Relating atrazine degradation rate in soil to environmental conditions: implications for global fate modeling.

Abstract

With the ready availability of georeferenced environmental data, regional and global chemical fate models have become increasingly spatially explicit. However, the description of how chemical fate properties such as degradation rate constants and partition coefficients depend on environmental conditions has not kept up with these developments. Consequently, model results are often subject to large uncertainty stemming from inherent variability in these properties. Here, we present an extensive meta-analysis of soil degradation of one exemplary compound, the herbicide atrazine. In the first part of the paper, we present the results of an in-depth statistical analysis of the dependence of atrazine degradation rate constants on various environmental factors.
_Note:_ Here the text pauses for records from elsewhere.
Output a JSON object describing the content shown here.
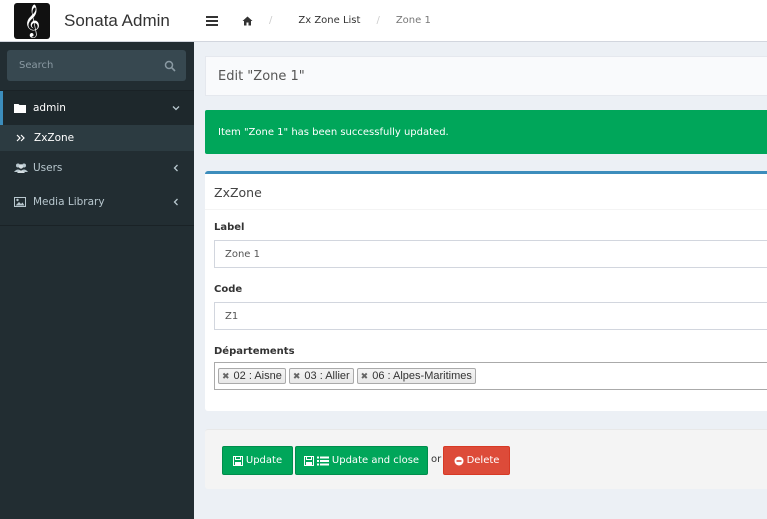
{
  "app": {
    "name": "Sonata Admin"
  },
  "search": {
    "placeholder": "Search"
  },
  "sidebar": {
    "items": [
      {
        "label": "admin"
      },
      {
        "label": "ZxZone"
      },
      {
        "label": "Users"
      },
      {
        "label": "Media Library"
      }
    ]
  },
  "breadcrumb": {
    "list": "Zx Zone List",
    "current": "Zone 1"
  },
  "page": {
    "title": "Edit \"Zone 1\""
  },
  "alert": {
    "message": "Item \"Zone 1\" has been successfully updated."
  },
  "form": {
    "box_title": "ZxZone",
    "label_label": "Label",
    "label_value": "Zone 1",
    "code_label": "Code",
    "code_value": "Z1",
    "departements_label": "Départements",
    "departements": [
      "02 : Aisne",
      "03 : Allier",
      "06 : Alpes-Maritimes"
    ]
  },
  "actions": {
    "update": "Update",
    "update_close": "Update and close",
    "or": "or",
    "delete": "Delete"
  },
  "colors": {
    "sidebar_bg": "#222d32",
    "success": "#00a65a",
    "danger": "#dd4b39",
    "primary": "#3c8dbc"
  }
}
In the second part, the resulting estimation equation for atrazine degradation rate constants is implemented in CliMoChem, a model for the prediction of global chemical fate, which we supplemented with spatial information on various soil descriptors, such as temperature, sand and clay content, organic carbon content, and pH. Estimates of polar accumulation, an important indicator of global chemical fate, were then compared between this model setup and estimates obtained when the degradation rate constant is represented by a single value or as being dependent on temperature only. Results for the three rate estimation methods demonstrate that a spatially explicit description of the soil degradation process results in 4-fold higher estimates of polar accumulation, while reducing uncertainty in the prediction of this endpoint by more than 40%.